Recently, recombinant angiotensin converting enzyme 2 (ACE2) was shown to protect mice from acute lung injury (ALI). This effect is attributed to reduced bioavailability of angiotensin II and attenuated activation of its receptor AT1. Since ACE2 metabolizes angiotensin II to Ang-(1-7), we hypothesized that this effect alternatively is mediated via activation of Ang-(1-7) receptor, the receptor MAS.

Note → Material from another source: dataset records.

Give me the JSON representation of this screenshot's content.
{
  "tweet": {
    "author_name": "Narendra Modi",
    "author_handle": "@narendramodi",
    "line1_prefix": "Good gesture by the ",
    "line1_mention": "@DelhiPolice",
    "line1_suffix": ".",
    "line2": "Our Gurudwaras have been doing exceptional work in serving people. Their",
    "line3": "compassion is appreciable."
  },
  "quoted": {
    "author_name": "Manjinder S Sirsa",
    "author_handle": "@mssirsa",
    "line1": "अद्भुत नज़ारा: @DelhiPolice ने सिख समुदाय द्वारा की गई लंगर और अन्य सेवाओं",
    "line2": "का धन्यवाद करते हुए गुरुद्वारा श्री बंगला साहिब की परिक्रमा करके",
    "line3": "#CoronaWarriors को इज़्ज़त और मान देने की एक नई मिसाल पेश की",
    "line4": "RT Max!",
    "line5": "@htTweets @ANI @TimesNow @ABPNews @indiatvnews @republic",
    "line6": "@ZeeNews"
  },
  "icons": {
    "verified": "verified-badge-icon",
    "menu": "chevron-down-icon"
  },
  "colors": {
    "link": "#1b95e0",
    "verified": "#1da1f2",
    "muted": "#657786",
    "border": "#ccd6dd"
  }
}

The oleic acid model exhibits many pathophysiological similarities with acute respiratory failure. Therefore, it was used as a stable and reproducible model of lung damage within the scope of the present thesis. Central venous injection of 0.2 g/kg body weight oleic acid induced a stable lung damage within a trial period of 240 min. This was characterized by a low- to medium-grade pulmonary hypertension, systemic hypotension and various specifically measured inflammatory parameters of the lung tissue such as, for example, pulmonary edema and protein extravasation. In this model we investigated the effects of intravenously infused Ang-(1-7) in three experimental models and probed for the role of Ang-(1-7) and AT1 receptors in the protection from acute lung failure. Continuous infusion of Ang-(1-7) respectivly AVE0991 starting 30 min after administration of oleic acid, protected rats from ALI. This was evident by reduced lung edema, protein extravasation, myeloperoxidase activity which was an indication for the accumulation of neutrophiles granulocytes. The blood pressure drop due to the oleic acid infusion normalizes again in the course of the trial, and an increase of the pulmonary-vascular resistance as characteristic for the acute phase of the lung damage is also prevented. These findings identify the administration of Ang-(1-7) and AVE0991 as a promising new therapy approach to treat the ARDS due to their beneficial effect transmitted via Ang-(1-7) receptors in the experimental acute respiratory distress. To analyze the signal transduction of this mechanism more precisely, the role of Ang-(1-7) receptors was tested employing the antagonists A779 and D-Pro7-Ang-(1-7). These receptor antagonists have different action profiles and inhibit Ang-(1-7) receptors in different ways, one of which may possibly be the receptor MAS. This occurred both with sole administration
of the respective antagonists and in combination with exogenously supplied Ang-(1–7). Furthermore, it has been verified whether a reduction of the lung damage will also take place via ACE2 effects and the breakdown of AngII as well as reduced stimulation of AT1. For this purpose, trials were conducted with the AT1 receptor antagonist Irbesartan. The results regarding Irbesartan also indicate that the beneficial effects of a pharmacological blocking of the AT1 receptor, are, at least in part, mediated via an increased formation of Ang-(1-7) receptors. Both Ang-(1-7) antagonists blocked the protective effect of Irbesartan on blood pressure and led to an increased pulmonary-vascular resistance. The difference in the blockade was that A779 could not attenuate the acivity of the myeloperoxidase and D-Pro7-Ang-(1-7) blocked the stabilisation of the vascular barrier. Therefore the administration of these antagonists again led to a deterioration of the OA-mediated lung damage. These data first demonstrate the effects of Ang-(1-7) and its non-peptidic analogue AVE0991 in the oleic acid induced lung injury model. These findings can be taken as a basis for a new promising therapeutic strategy for the treatment of ALI.